Adrià Garriga-alonso comments on Alignment remains a hard, unsolved problem

Adrià Garriga-alonso 27 Nov 2025 18:33 UTC
LW: 1 AF: 1
−2
AF
It’s not the AIs that are supposed to get a boost at supervising, it’s the humans. The skills won’t stop being complementary but the AI will be better at it.

The thing to test is whether weak humans + strong aligned-ish AI can supervise stronger AI. And I think the results are very encouraging—though of course it could stop working.
- Lukas Finnveden 27 Nov 2025 21:19 UTC
  LW: 8 AF: 2
  1
  AF Parent
  ”The skills won’t stop being complementary” — in what sense will they be complementary when the AIs are better at everything?
  ”The thing to test is whether weak humans + strong aligned-ish AI can supervise stronger AI.”
  
  As mentioned, I don’t think it’s very impressive that the human+AI score ends up stronger than the original AI. This is a consequence of the humans being stronger than AIs on certain subskills. This won’t generalize to the scenario with broadly superhuman AI.
  I do think there’s a stronger case that I should be impressed that the human+AI score ends up stronger than the humans. This means that the humans managed to get the AIs to contribute skills/knowledge that the humans didn’t have themselves!
  Now, the first thing to check to test that story: Were the AI assistants trained with human-expert labels? (Including: weak humans with access to google.) If so: no surprise that the models end up being aligned to produce such knowledge! The weak humans wouldn’t have been able to do that alone.
  I couldn’t quickly see the paper saying that they didn’t use human-expert labels. But what if the AI assistants were trained without any labels that couldn’t have been produced by the weak humans? In that case, I would speculate that the key ingredient is that the pre-training data features ”correctly-answering expert human” personas, which are possible to elicit from the models with the right prompt/fine-tuning. But that also won’t easily generalize to the superhuman regime, because there aren’t any correctly-answering superhuman personas in the pre-training data.
  I think the way that IDA is ultimately supposed to operate, in the superhuman regime, is by having the overseer AIs use more compute (and other resources) than the supervised AI. But I don’t think this paper produces a ton of evidence about the feasibility of that.
  (I do think that persona-manipulation and more broadly “generalization science” is still interesting. But I wouldn’t say it’s doing a lot to tackle outer alignment operationalized as “the problem of overseeing systems that are smarter than you are”.)

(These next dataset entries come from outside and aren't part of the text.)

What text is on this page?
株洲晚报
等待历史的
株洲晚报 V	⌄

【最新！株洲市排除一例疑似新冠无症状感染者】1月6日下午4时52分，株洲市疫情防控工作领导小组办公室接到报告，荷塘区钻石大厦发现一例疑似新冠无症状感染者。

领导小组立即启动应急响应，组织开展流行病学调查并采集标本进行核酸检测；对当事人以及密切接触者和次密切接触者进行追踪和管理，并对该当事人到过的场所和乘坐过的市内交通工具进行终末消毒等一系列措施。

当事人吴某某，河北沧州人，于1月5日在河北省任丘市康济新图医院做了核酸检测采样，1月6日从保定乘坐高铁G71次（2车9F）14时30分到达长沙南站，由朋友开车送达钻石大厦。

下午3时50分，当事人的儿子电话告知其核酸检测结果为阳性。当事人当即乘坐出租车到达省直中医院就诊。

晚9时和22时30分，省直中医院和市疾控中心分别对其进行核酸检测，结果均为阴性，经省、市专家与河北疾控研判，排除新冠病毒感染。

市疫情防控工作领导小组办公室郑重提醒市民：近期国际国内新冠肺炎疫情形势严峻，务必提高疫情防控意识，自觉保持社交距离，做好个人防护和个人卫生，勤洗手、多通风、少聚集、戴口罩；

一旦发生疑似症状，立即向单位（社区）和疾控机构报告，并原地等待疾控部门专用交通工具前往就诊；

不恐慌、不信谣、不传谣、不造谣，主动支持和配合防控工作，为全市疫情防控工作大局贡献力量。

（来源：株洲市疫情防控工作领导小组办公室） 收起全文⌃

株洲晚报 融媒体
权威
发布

  - gabrielrecc 29 Nov 2025 13:15 UTC
    1 point
    0
    Parent
    Some colleagues and I did some follow-up on the paper in question and I would highly endorse “probably it worked because humans and AIs have very complementary skills”. Regarding their MMLU findings, appendix E of our preprint points out that that participants were significantly less likely to answer correctly when engaging in more than one turn of conversation. Engaging in very short (or even zero-turn) conversations happened often enough to provide reasonable error bars on the plot below (data below from MMLU, combined from the paper study & the replication mentioned in appendix E):
    
    I think this suggests that there were some questions that humans knew the answer to and the models didn’t, and vice versa, and some participants seemed to employ a strategy of deferring to the model primarily when uncertain.
    
    On the QuALITY findings, the original paper noted that
    QuALITY questions are meant to be answerable by English-fluent college-educated adults, but they require readers to thoroughly understand a short story of about 5,000 words, which would ordinarily take 15–30 minutes to read. To create a challenging task that requires model assistance, we ask human participants to answer QuALITY questions under a 5-minute time limit (roughly paralleling Pang et al., 2022; Parrish et al., 2022b,a). This prevents them from reading the story in full and forces them to rely on the model to gather relevant information
    
    so it’s not surprising that an LLM that does get to read the full story outperforms humans here. Based on looking at some of the QuALITY transcripts, I think the uplift for humans + LLMs here came from the fact that humans were better at reading comprehension than 2022-era LLMs. For instance, in the first transcript I looked at the LLM suggested one answer, the human asked for the excerpt of the story that supported their claim, and when the LLM provided it the human noticed that the excerpt contained the relevant information but supported a different answer than the one the LLM had provided.